Chemical, Electrochemical and Physical Properties of the Solid Electrolyte Interphase on HOPG Surface: Mechanisms of Formation and Transition Metal Deposition

Tuesday, October 13, 2015: 16:00
101-A (Phoenix Convention Center)
B. K. Antonopoulos, C. Kirdar, F. Maglia (BMW Group), F. Schmidt-Stein (BMW Group), and H. E. Hoster (Lancaster University, Energy Lancaster)
Both the reaction pathways that lead to the formation of the solid electrolyte interphase (SEI) on the negative electrode of a lithium ion battery and the chemical, electrochemical and physical properties of the SEI are not well understood. Consequently, a full control of the SEI composition and properties through the selection of appropriate formation conditions is far from being achieved. In this contribution we present the influence of the formation potential on the chemical and electrochemical properties of SEIs formed on model carbon electrodes. Our results show that, on HOPG, SEI is formed via a two-step process, where the step occurs at respectively ~700 and ~400 mV vs. Li/Li+. The SEIs that are formed at potentials corresponding to the first or the second potential step exhibit drastically different characteristics in terms of chemical composition, thickness and transport properties. Our results are consistent with electrochemical investigations that are performed on commercial composite carbon electrodes. The SEI formed at higher potentials appears to be disadvantageous for Li+ ion intercalation. A further reduction of the SEI at lower potential is required to improve the intercalation.

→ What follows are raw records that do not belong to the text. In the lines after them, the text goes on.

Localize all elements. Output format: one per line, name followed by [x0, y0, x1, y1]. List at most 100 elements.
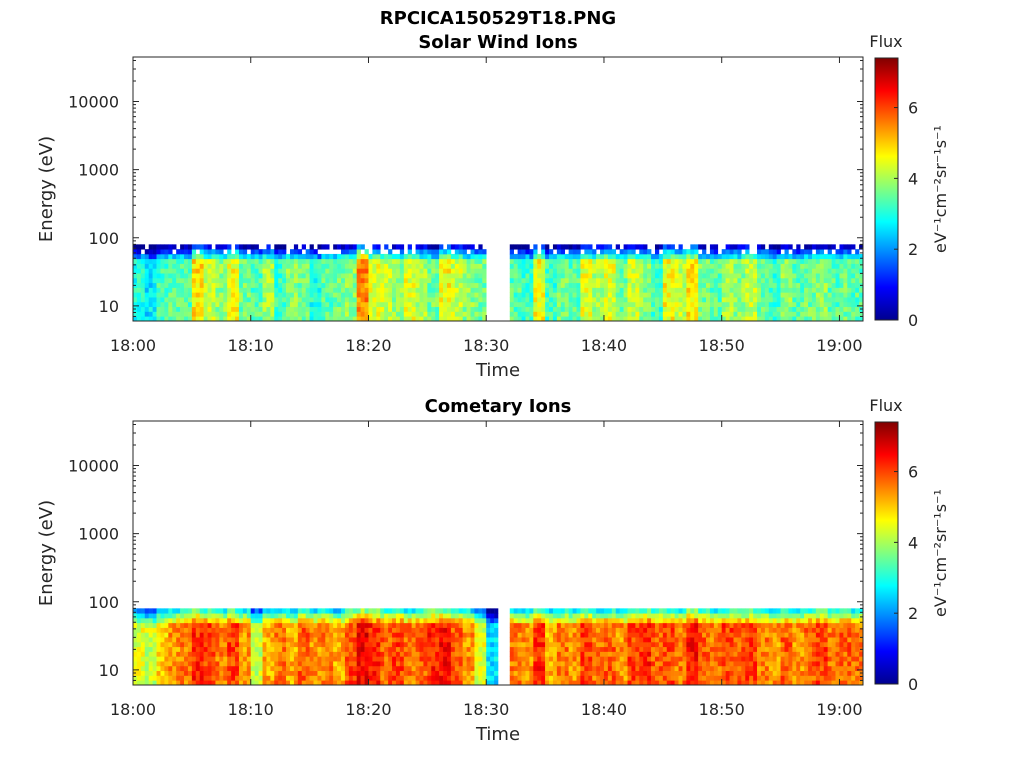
spectrogram-cell [384, 244, 389, 250]
spectrogram-cell [184, 316, 189, 321]
spectrogram-cell [313, 632, 318, 638]
spectrogram-cell [525, 665, 530, 672]
spectrogram-cell [851, 277, 856, 284]
spectrogram-cell [360, 613, 365, 619]
spectrogram-cell [627, 661, 632, 667]
spectrogram-cell [588, 282, 593, 288]
spectrogram-cell [541, 244, 546, 250]
spectrogram-cell [458, 316, 463, 321]
spectrogram-cell [521, 661, 526, 667]
spectrogram-cell [831, 316, 836, 321]
spectrogram-cell [242, 287, 248, 293]
spectrogram-cell [133, 316, 138, 321]
spectrogram-cell [136, 641, 142, 648]
spectrogram-cell [352, 268, 357, 274]
spectrogram-cell [337, 613, 342, 619]
spectrogram-cell [270, 680, 275, 685]
spectrogram-cell [631, 665, 636, 672]
spectrogram-cell [670, 277, 675, 284]
spectrogram-cell [160, 613, 165, 619]
spectrogram-cell [823, 316, 828, 321]
spectrogram-cell [364, 646, 369, 652]
spectrogram-cell [470, 316, 475, 321]
spectrogram-cell [760, 292, 766, 298]
spectrogram-cell [435, 282, 440, 288]
spectrogram-cell [572, 680, 577, 685]
spectrogram-cell [815, 263, 821, 269]
spectrogram-cell [541, 277, 546, 284]
spectrogram-cell [360, 316, 365, 321]
spectrogram-cell [446, 292, 452, 298]
spectrogram-cell [231, 316, 236, 321]
spectrogram-cell [533, 249, 538, 255]
spectrogram-cell [191, 287, 197, 293]
spectrogram-cell [745, 244, 750, 250]
spectrogram-cell [368, 680, 373, 685]
spectrogram-cell [227, 680, 232, 685]
spectrogram-cell [517, 637, 522, 643]
spectrogram-cell [184, 632, 189, 638]
spectrogram-cell [133, 301, 138, 308]
spectrogram-cell [545, 637, 550, 643]
spectrogram-cell [647, 646, 652, 652]
spectrogram-cell [772, 297, 777, 303]
spectrogram-cell [203, 268, 208, 274]
spectrogram-cell [168, 656, 173, 662]
spectrogram-cell [796, 263, 801, 269]
spectrogram-cell [600, 316, 605, 321]
spectrogram-cell [709, 316, 715, 321]
spectrogram-cell [529, 297, 534, 303]
spectrogram-cell [568, 306, 573, 312]
spectrogram-cell [242, 617, 248, 624]
spectrogram-cell [580, 617, 585, 624]
spectrogram-cell [333, 268, 338, 274]
spectrogram-cell [144, 249, 149, 255]
spectrogram-cell [737, 297, 742, 303]
spectrogram-cell [309, 311, 314, 317]
spectrogram-cell [450, 273, 456, 279]
spectrogram-cell [321, 617, 326, 624]
spectrogram-cell [666, 311, 671, 317]
spectrogram-cell [427, 627, 432, 633]
spectrogram-cell [576, 661, 581, 667]
spectrogram-cell [556, 646, 562, 652]
spectrogram-cell [811, 297, 817, 303]
spectrogram-cell [670, 306, 675, 312]
spectrogram-cell [651, 273, 656, 279]
spectrogram-cell [191, 656, 197, 662]
spectrogram-cell [282, 680, 287, 685]
spectrogram-cell [851, 273, 856, 279]
spectrogram-cell [403, 268, 409, 274]
spectrogram-cell [584, 244, 589, 250]
spectrogram-cell [776, 268, 781, 274]
spectrogram-cell [513, 258, 518, 264]
colorbar-gradient [874, 57, 899, 321]
spectrogram-cell [172, 263, 177, 269]
spectrogram-cell [709, 311, 715, 317]
spectrogram-cell [600, 273, 605, 279]
spectrogram-cell [851, 297, 856, 303]
spectrogram-cell [254, 273, 259, 279]
spectrogram-cell [545, 273, 550, 279]
spectrogram-cell [713, 253, 719, 260]
spectrogram-cell [549, 646, 554, 652]
spectrogram-cell [541, 632, 546, 638]
spectrogram-cell [631, 656, 636, 662]
spectrogram-cell [160, 249, 165, 255]
spectrogram-cell [238, 656, 244, 662]
spectrogram-cell [187, 287, 193, 293]
spectrogram-cell [784, 249, 789, 255]
spectrogram-cell [419, 306, 424, 312]
spectrogram-cell [313, 608, 318, 614]
spectrogram-cell [639, 311, 644, 317]
spectrogram-cell [517, 306, 522, 312]
spectrogram-cell [662, 306, 668, 312]
spectrogram-cell [407, 258, 412, 264]
spectrogram-cell [384, 670, 389, 676]
spectrogram-cell [156, 641, 161, 648]
spectrogram-cell [376, 637, 381, 643]
spectrogram-cell [623, 670, 628, 676]
spectrogram-cell [372, 253, 377, 260]
cometary-panel: Cometary Ions 18:00 18:10 18:20 18:30 18:40 1… [36, 396, 950, 745]
spectrogram-cell [427, 661, 432, 667]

The still debated mechanism of transition metal deposition on the anode of Li-ion batteries was also investigated on model HOPG electrode surfaces exposed to contaminated electrolyte after completion of the SEI formation. Our results indicate, that the deposition of transition metals is strongly affected by the nature of the SEI, in particular by its thickness. By introducing transition metal cations in our model system we demonstrate, that the respective deposition takes place at the SEI compact layer surface via an electron tunneling mechanism.